Lavern it is eight years now since i lost my husband to a stroke and previous to that my partner then my mum to cancer. I fully understand the pain and the sheer exhaustion that goes with it.
Being strong is one thing, but what people see outside is not whats going on inside and i think perhaps what we consider being strong in societys view is not the best way to react for us, yet we do it because that is the way our society works.Being told how strong you are while inside you are screaming or having panic attacks means you start putting up a plate of armour between them and yourself and become two different people - and at some point you may end up wondering if you are going mad and if you are somehow grieving "wrongly".Coming here means you start to recognise that although everyone grieves differently and every grief is different, and there is no "wrong" way that you are far from mad and far from being alone in what is happening to you.
Like you i was very much reluctant to ask for help or admitt that i was struggling - luckilly for me on this last occasion i found this site and it did help a lot, just having somewhere to write things down was a help as well as the replys i got, but i also ended up being persuaded to go to my GP who put me on the list for bereavement counselling - i had no faith it would help and it doesnt stop you gerieving or being in pain it isnt a "cure" but perhaps helps you clarify and make sense of things and find ways to rebuild the ruin that is your life.
One thing i will pass on that she said to me is that if you imagine this happened to your friend - you would want to help any way you can and you would mean it but perhaps not know what to do or say, so one thing you can do is ring and suggest a coffee or lunch or something - maybe if they have a certain job or are good at something practical use that to open communication, and let that be the chance to talk more rather than ring and actually say you need help .
She also said that offers to help are a present from some-one and yet i was rejecting that present and even though that rejection is nothing like the hurt i am feeling it is still a form of hurt which i am repeating, until they stop trying to give me that present.
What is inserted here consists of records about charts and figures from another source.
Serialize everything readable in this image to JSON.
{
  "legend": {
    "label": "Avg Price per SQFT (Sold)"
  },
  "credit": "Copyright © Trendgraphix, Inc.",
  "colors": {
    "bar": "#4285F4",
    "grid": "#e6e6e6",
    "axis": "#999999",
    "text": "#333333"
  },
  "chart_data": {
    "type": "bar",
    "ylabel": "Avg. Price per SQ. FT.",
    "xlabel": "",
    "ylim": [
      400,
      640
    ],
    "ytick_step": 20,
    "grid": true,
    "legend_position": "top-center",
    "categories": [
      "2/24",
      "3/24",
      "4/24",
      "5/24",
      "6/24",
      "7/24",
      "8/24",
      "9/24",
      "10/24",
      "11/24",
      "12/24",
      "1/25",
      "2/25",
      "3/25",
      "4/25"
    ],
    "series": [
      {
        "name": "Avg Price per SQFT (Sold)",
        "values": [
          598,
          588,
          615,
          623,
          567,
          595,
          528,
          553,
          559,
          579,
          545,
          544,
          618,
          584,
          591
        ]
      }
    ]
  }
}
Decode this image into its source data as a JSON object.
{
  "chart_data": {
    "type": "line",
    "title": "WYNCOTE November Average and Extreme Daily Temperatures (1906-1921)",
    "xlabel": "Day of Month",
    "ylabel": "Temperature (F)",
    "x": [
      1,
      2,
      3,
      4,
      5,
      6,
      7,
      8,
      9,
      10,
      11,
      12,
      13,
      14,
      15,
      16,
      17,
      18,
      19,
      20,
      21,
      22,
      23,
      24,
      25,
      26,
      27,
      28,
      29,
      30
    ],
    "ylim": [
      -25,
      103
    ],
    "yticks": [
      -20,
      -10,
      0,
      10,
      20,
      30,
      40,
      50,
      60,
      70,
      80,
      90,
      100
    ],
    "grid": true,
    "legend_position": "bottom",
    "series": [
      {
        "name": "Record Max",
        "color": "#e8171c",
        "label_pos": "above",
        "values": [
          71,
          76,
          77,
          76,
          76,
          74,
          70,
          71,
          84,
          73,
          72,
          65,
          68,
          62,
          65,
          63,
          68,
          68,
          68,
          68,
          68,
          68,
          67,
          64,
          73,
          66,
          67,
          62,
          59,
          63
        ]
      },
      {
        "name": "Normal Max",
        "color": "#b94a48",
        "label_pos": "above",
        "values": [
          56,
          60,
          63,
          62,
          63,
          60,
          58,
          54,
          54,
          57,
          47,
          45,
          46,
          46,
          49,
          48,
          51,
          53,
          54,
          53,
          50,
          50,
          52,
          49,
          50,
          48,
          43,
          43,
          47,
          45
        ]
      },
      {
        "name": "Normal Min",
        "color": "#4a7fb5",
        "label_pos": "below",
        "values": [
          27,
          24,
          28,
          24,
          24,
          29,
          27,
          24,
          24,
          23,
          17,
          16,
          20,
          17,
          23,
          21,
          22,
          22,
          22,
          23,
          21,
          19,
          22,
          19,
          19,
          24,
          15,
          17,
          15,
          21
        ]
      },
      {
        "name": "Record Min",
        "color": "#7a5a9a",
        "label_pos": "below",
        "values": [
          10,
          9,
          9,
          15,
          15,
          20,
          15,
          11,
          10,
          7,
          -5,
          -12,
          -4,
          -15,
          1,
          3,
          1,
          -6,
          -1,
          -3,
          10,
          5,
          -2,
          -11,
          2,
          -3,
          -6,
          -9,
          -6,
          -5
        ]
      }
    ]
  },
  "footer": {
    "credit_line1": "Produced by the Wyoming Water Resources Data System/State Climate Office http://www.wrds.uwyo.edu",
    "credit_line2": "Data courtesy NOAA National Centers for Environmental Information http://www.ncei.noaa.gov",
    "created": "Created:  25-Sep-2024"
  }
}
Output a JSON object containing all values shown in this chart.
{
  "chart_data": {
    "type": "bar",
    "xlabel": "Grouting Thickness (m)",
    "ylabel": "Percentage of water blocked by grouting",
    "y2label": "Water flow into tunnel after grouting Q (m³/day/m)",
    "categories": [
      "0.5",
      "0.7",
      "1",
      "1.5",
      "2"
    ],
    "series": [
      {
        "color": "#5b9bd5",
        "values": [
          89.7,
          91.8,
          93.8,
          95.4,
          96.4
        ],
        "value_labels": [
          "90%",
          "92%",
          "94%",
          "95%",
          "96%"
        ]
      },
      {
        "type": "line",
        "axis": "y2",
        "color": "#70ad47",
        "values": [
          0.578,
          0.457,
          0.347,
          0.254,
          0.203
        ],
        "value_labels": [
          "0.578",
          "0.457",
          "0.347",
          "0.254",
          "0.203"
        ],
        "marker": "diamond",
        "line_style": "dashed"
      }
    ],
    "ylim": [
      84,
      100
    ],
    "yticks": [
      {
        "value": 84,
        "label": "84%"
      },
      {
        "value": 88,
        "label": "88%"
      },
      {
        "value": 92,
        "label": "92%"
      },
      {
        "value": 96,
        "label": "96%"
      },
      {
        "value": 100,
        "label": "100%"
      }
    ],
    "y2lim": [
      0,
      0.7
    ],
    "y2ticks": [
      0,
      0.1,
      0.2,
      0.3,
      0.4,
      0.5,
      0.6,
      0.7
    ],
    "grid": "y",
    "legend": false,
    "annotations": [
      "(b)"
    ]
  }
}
I still miss my husband every day and i think we dont stop grieveing but learn to live with it but also i have continued to include him in my life in a happier way, sharing memorys with my grandchildren, even those that were not born then are interested - more so than i imagined,i planted part of my garden as a corner - not a sombre cemetary type thing, but his favourite plants and a water feature bird feeder and bench somewhere just to sit and be me, being surrounded by the natural world and by him in a different way from the physical. My eldest grandson helped me do that so he is invested in it as well and the others just like to sit in there in their less manic moments so he remains real for them and so he does for me.
Its a rocky roller coaster ride of pain and fear, and there are many ups and downs along it, i am not the same person i was and there were times i really disliked the person i thought i was becoming but that person changed too and i have learned along that journey as well - how to be alone but not constantly lonely how to overcome anxiety,how to collect those better moments so i can remember when depression hits that i can get out from under it again, and in doing the things we enjoyed together, those we talked of doing but didnt, and some he would have liked, that i wouldnt have bothered with/terrified of, so there have been adventures, and in a different way he still pushes me forward and guides me.
One of the things that really hit me was that having been his carer between stokes i was redundant as a person, the kids didnt need me they had full lives, and i had actually spent all my adult life being some-ones carer starting with my gran when i was 16 - i had absolutely no idea how to be anything else, that there was actually no point in me being here and at 49 i was on the scarp heap.- I was working but my job was very much work to live not live to work so there was nothing in that i could see then that was actually useful to anyone except the boss. Yet i have found a way to use those skills to help others, that i was blind too back then,and even when we imagine our grown up children dont need us sometimes they do - and it isnt just about need, its about want,and defining ourselves purely by how much we are needed is flawed.
keep coming back, keep writing it is your journey but we will be here to try and help you get over or around the worst parts of it.